In a coordinated effort across three district courts, the Department of Justice (DoJ) unsealed indictments this week in three separate cases against Iran-based individuals all alleged to have committed cyber intrusions on U.S.-based networks.
The announcements from the DoJ come in the same week that the Department of Homeland Security’s Cybersecurity and Infrastructure Security Agency (CISA) and the Federal Bureau of Investigation (FBI) released a joint advisory that identified an Iran-based cyber actor targeting several Federal agencies and exploiting vulnerabilities of a virtual private network.
“This week’s unsealing of indictments and other disruptive actions serves as another reminder of the breadth and depth of Iranian malicious cyber activities targeting not only the United States, but countries all over the world,” said Assistant Attorney General for National Security John Demers, in a release.
An announcement Sept. 17 in Federal District Court for the Eastern District of Virginia charges three Iranian nationals with acting on behalf of the Islamic Revolutionary Guard Corps in socially engineered spear phishing campaigns targeting aerospace and satellite technology. At least one of the target lists included over 1,800 individuals across Australia, Israel, Singapore, the United States, and the United Kingdom, the U.S. alleges.
A Sept. 16 announcement of an indictment in Federal District Court for District of New Jersey charges two different Iranian nationals with hacking campaigns and cyber intrusions targeting computer systems in Europe, the Middle East, and the United States.

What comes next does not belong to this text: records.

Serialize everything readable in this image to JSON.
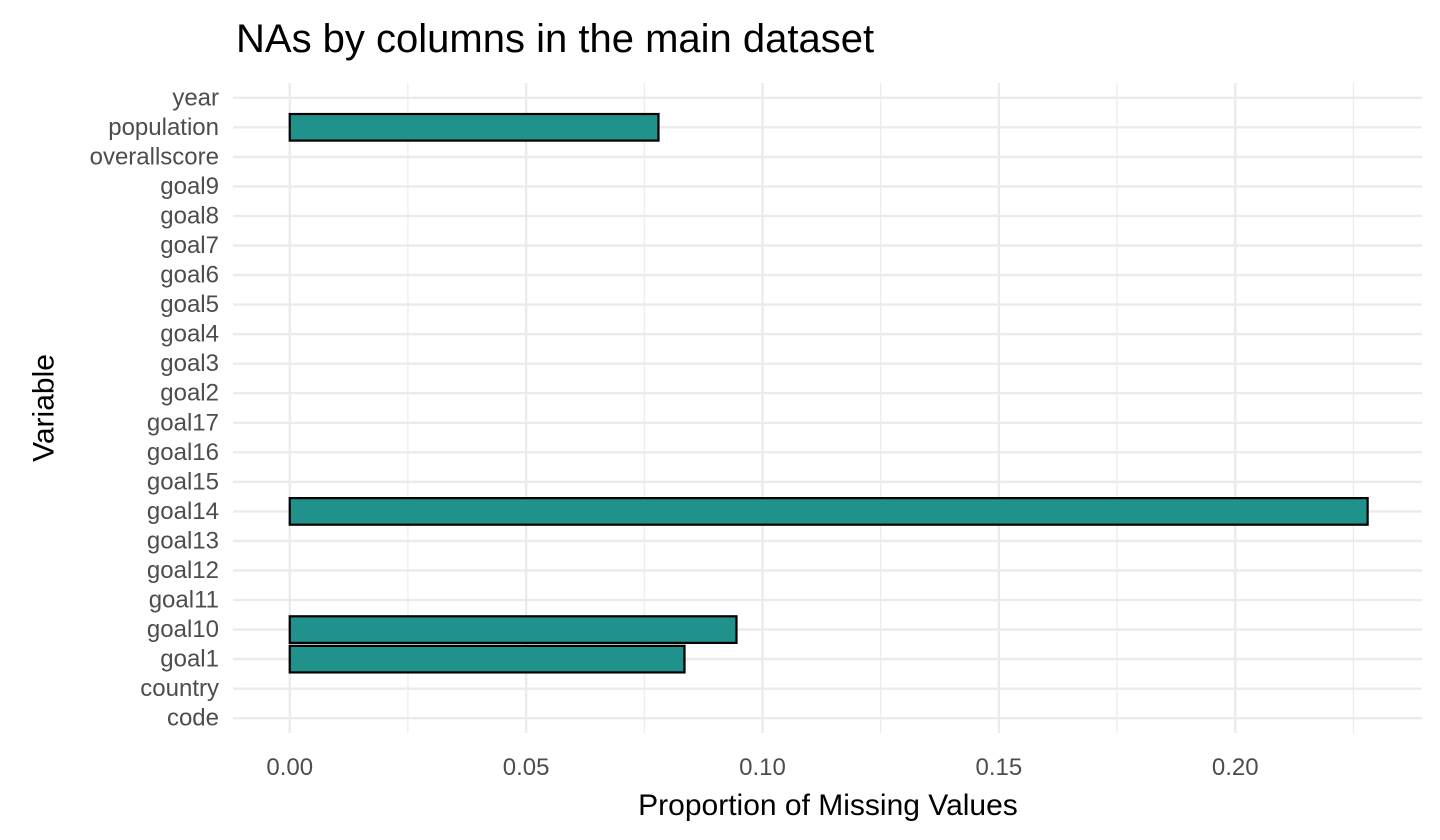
{
  "chart_data": {
    "type": "bar",
    "orientation": "horizontal",
    "title": "NAs by columns in the main dataset",
    "xlabel": "Proportion of Missing Values",
    "ylabel": "Variable",
    "categories": [
      "year",
      "population",
      "overallscore",
      "goal9",
      "goal8",
      "goal7",
      "goal6",
      "goal5",
      "goal4",
      "goal3",
      "goal2",
      "goal17",
      "goal16",
      "goal15",
      "goal14",
      "goal13",
      "goal12",
      "goal11",
      "goal10",
      "goal1",
      "country",
      "code"
    ],
    "values": [
      0,
      0.078,
      0,
      0,
      0,
      0,
      0,
      0,
      0,
      0,
      0,
      0,
      0,
      0,
      0.228,
      0,
      0,
      0,
      0.0945,
      0.0835,
      0,
      0
    ],
    "xlim": [
      -0.012,
      0.2395
    ],
    "xticks": [
      0,
      0.05,
      0.1,
      0.15,
      0.2
    ],
    "xtick_labels": [
      "0.00",
      "0.05",
      "0.10",
      "0.15",
      "0.20"
    ],
    "grid": true,
    "colors": {
      "bar_fill": "#21918c",
      "bar_stroke": "#000000",
      "grid": "#ebebeb"
    }
  }
}
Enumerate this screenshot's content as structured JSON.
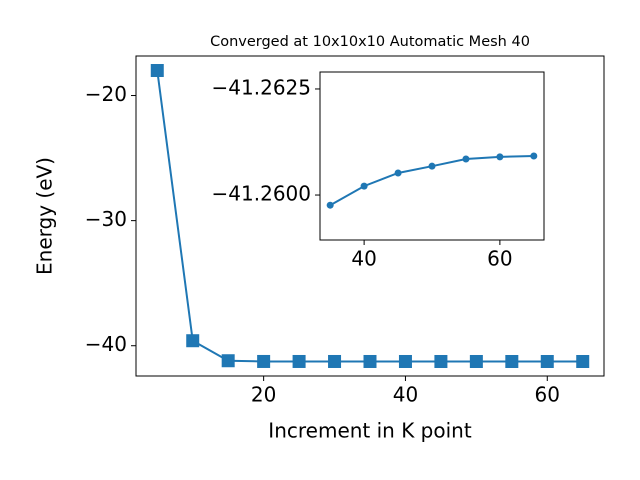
{
  "chart_data": [
    {
      "type": "line",
      "title": "Converged at 10x10x10 Automatic Mesh 40",
      "x_label": "Increment in K point",
      "y_label": "Energy (eV)",
      "marker": "square",
      "x": [
        5,
        10,
        15,
        20,
        25,
        30,
        35,
        40,
        45,
        50,
        55,
        60,
        65
      ],
      "series": [
        {
          "color": "#1f77b4",
          "values": [
            -18.0,
            -39.6,
            -41.2,
            -41.258,
            -41.259,
            -41.2595,
            -41.25976,
            -41.26021,
            -41.26052,
            -41.26068,
            -41.26085,
            -41.2609,
            -41.26092
          ]
        }
      ],
      "xlim": [
        2,
        68
      ],
      "ylim": [
        -42.42,
        -16.84
      ],
      "xticks": [
        20,
        40,
        60
      ],
      "yticks": [
        {
          "value": -20,
          "label": "−20"
        },
        {
          "value": -30,
          "label": "−30"
        },
        {
          "value": -40,
          "label": "−40"
        }
      ]
    },
    {
      "type": "line",
      "marker": "circle",
      "x": [
        35,
        40,
        45,
        50,
        55,
        60,
        65
      ],
      "series": [
        {
          "color": "#1f77b4",
          "values": [
            -41.25976,
            -41.26021,
            -41.26052,
            -41.26068,
            -41.26085,
            -41.2609,
            -41.26092
          ]
        }
      ],
      "xlim": [
        33.5,
        66.5
      ],
      "ylim": [
        -41.25894,
        -41.2629
      ],
      "xticks": [
        40,
        60
      ],
      "yticks": [
        {
          "value": -41.2625,
          "label": "−41.2625"
        },
        {
          "value": -41.26,
          "label": "−41.2600"
        }
      ]
    }
  ]
}
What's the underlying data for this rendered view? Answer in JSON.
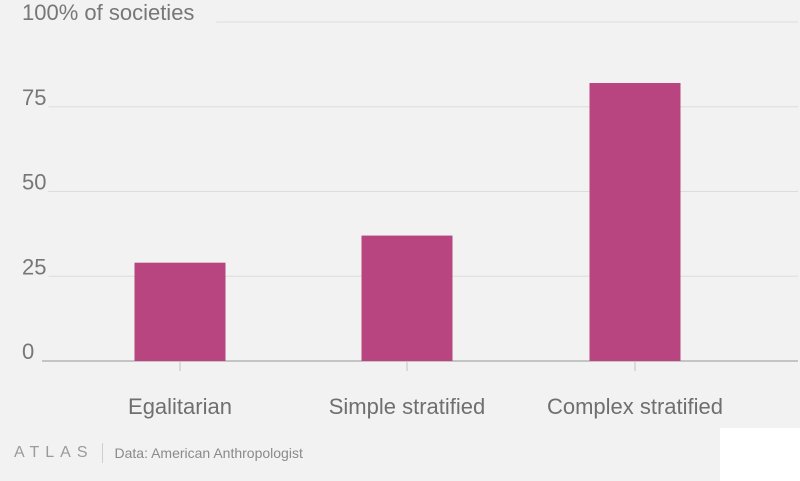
{
  "chart_data": {
    "type": "bar",
    "categories": [
      "Egalitarian",
      "Simple stratified",
      "Complex stratified"
    ],
    "values": [
      29,
      37,
      82
    ],
    "ylim": [
      0,
      100
    ],
    "yticks": [
      0,
      25,
      50,
      75,
      100
    ],
    "ytick_labels": [
      "0",
      "25",
      "50",
      "75",
      "100% of societies"
    ],
    "grid": true,
    "bar_color": "#b8457f"
  },
  "footer": {
    "brand": "ATLAS",
    "source": "Data: American Anthropologist"
  }
}
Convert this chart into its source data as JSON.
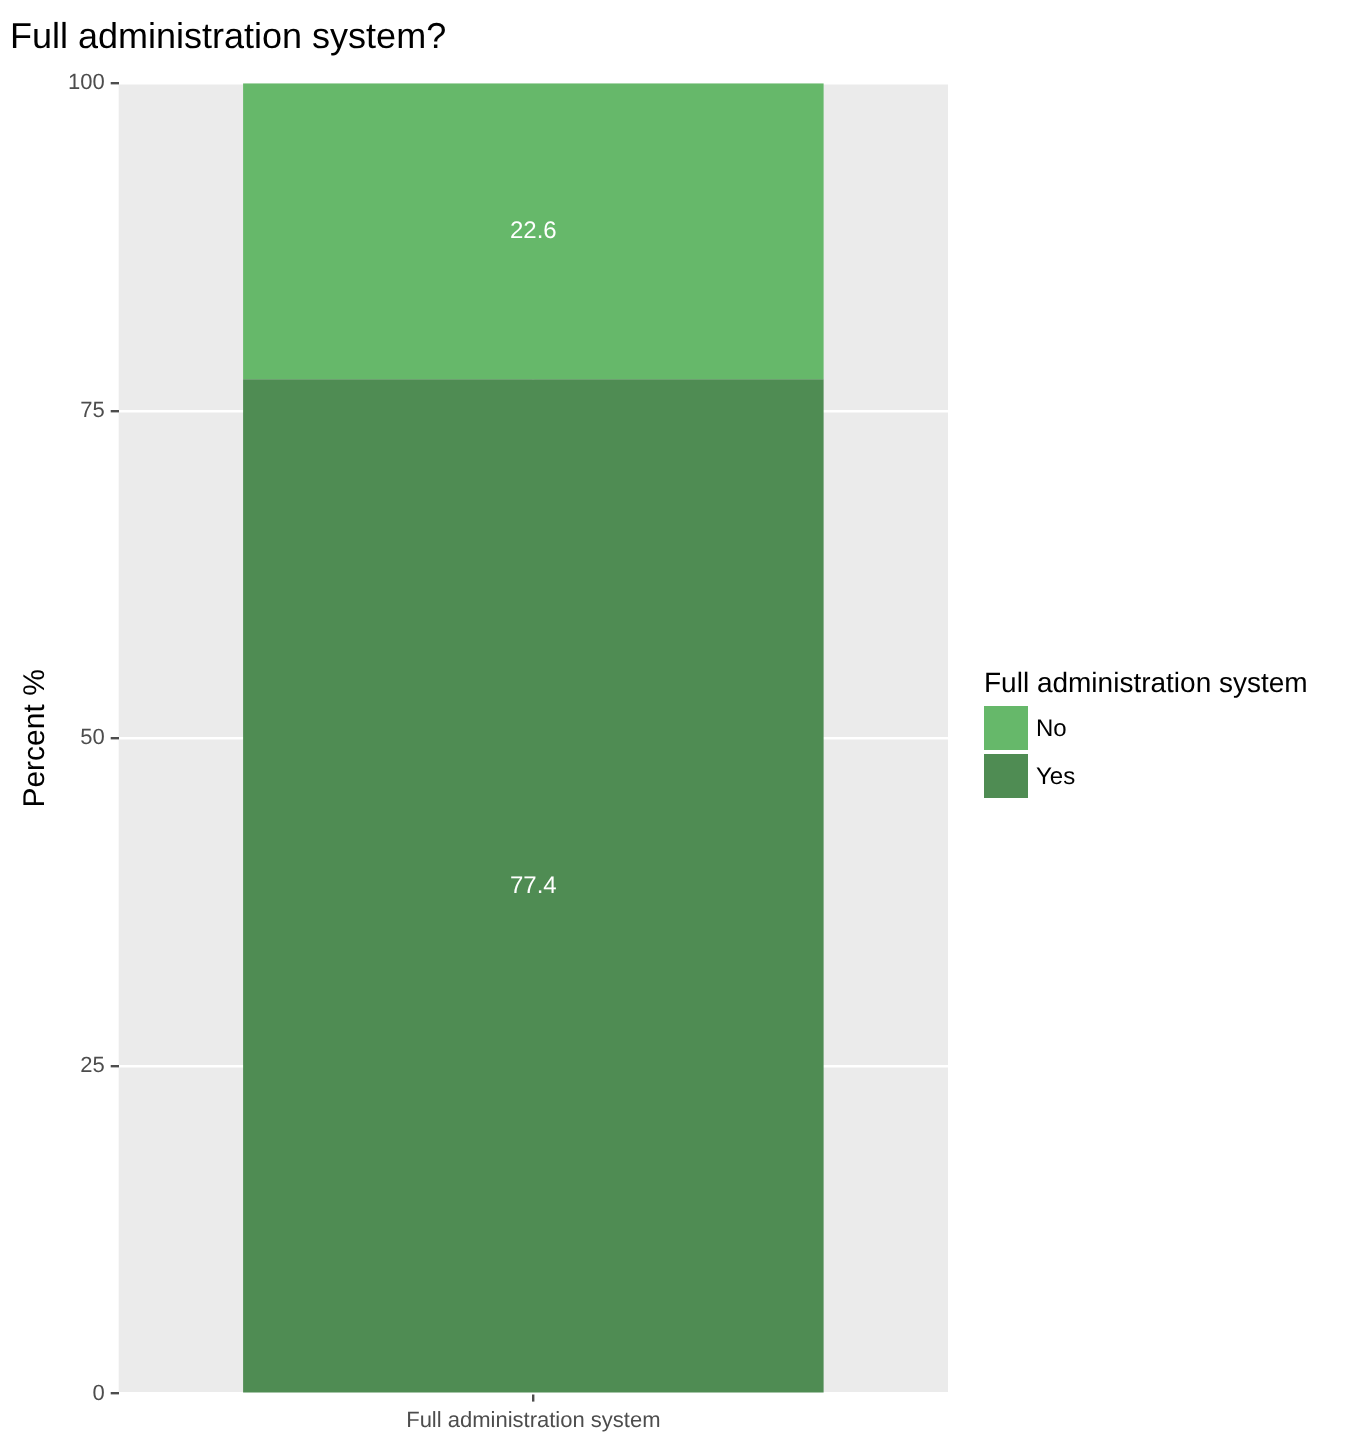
{
  "chart_data": {
    "type": "bar",
    "title": "Full administration system?",
    "ylabel": "Percent %",
    "legend_title": "Full administration system",
    "categories": [
      "Full administration system"
    ],
    "series": [
      {
        "name": "Yes",
        "color": "#4f8c53",
        "values": [
          77.4
        ]
      },
      {
        "name": "No",
        "color": "#66b86a",
        "values": [
          22.6
        ]
      }
    ],
    "stacked": true,
    "ylim": [
      0,
      100
    ],
    "yticks": [
      0,
      25,
      50,
      75,
      100
    ],
    "grid": true,
    "legend": "right",
    "data_labels": true
  }
}
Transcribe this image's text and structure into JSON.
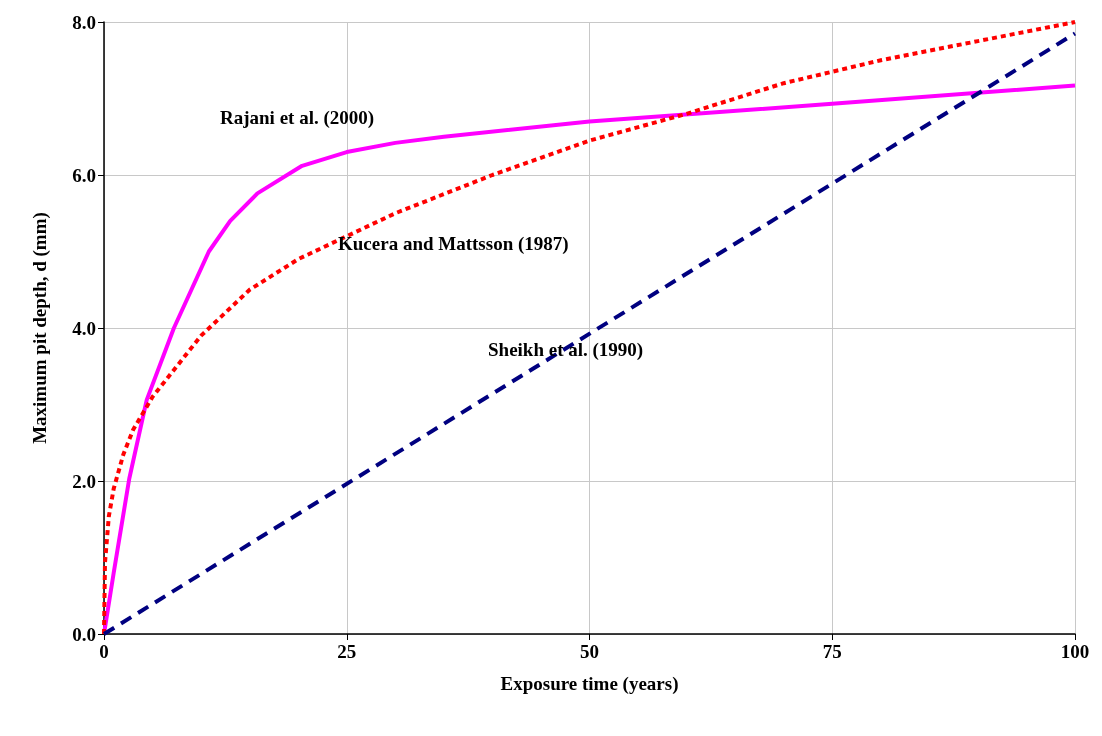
{
  "chart_data": {
    "type": "line",
    "xlabel": "Exposure time (years)",
    "ylabel": "Maximum pit depth, d (mm)",
    "xlim": [
      0,
      100
    ],
    "xticks": [
      0,
      25,
      50,
      75,
      100
    ],
    "ylim": [
      0,
      8
    ],
    "yticks": [
      {
        "value": 0,
        "label": "0.0"
      },
      {
        "value": 2,
        "label": "2.0"
      },
      {
        "value": 4,
        "label": "4.0"
      },
      {
        "value": 6,
        "label": "6.0"
      },
      {
        "value": 8,
        "label": "8.0"
      }
    ],
    "grid": true,
    "marker": "none",
    "series": [
      {
        "color": "#ff00ff",
        "line_style": "solid",
        "x": [
          0,
          1,
          2.6,
          4.4,
          7.2,
          10.8,
          13,
          15.8,
          20.4,
          25,
          30,
          35,
          50,
          75,
          100
        ],
        "values": [
          0,
          0.8,
          2.03,
          3.06,
          4.0,
          5.0,
          5.4,
          5.76,
          6.12,
          6.3,
          6.42,
          6.5,
          6.7,
          6.93,
          7.17
        ]
      },
      {
        "color": "#ff0000",
        "line_style": "dotted",
        "x": [
          0,
          0.1,
          0.5,
          1,
          2,
          3,
          5,
          7.5,
          10,
          15,
          20,
          25,
          30,
          40,
          50,
          60,
          70,
          80,
          90,
          100
        ],
        "values": [
          0,
          0.93,
          1.54,
          1.9,
          2.35,
          2.67,
          3.1,
          3.5,
          3.9,
          4.5,
          4.9,
          5.2,
          5.5,
          6.0,
          6.45,
          6.8,
          7.2,
          7.5,
          7.75,
          8.0
        ]
      },
      {
        "color": "#000080",
        "line_style": "dashed",
        "x": [
          0,
          100
        ],
        "values": [
          0,
          7.85
        ]
      }
    ],
    "annotations": [
      "Rajani et al. (2000)",
      "Kucera and Mattsson (1987)",
      "Sheikh et al. (1990)"
    ]
  }
}
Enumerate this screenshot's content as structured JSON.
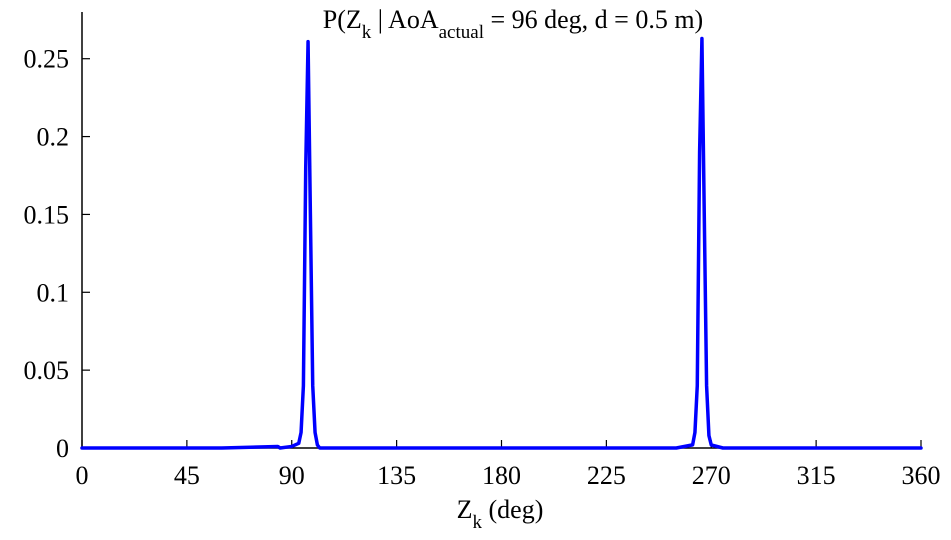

And a Sept. 15 announcement of an indictment in Federal District Court for the District of Massachusetts charges two individuals – one of whom is a citizen of Iran and the other a stateless national – with intrusions into, and defacements of, websites hosted in the United States.
The three indictments also coincided with action from the Department of the Treasury’s Office of Foreign Assets Control (OFAC), which imposed sanctions against 45 individuals and one front company associated with the Iranian-linked “Advanced Persistent Threat 39” (APT39).
“The FBI is using its unique partnerships and world-class capabilities to hold Iranian cyber actors publicly accountable for their actions,” said Executive Assistant Director Terry Wade of the FBI’s Criminal, Cyber, Response, and Services Branch, in the release. “No cyber actor should think they can compromise U.S. networks, steal our intellectual property, or hold our critical infrastructure at risk without incurring risk themselves.”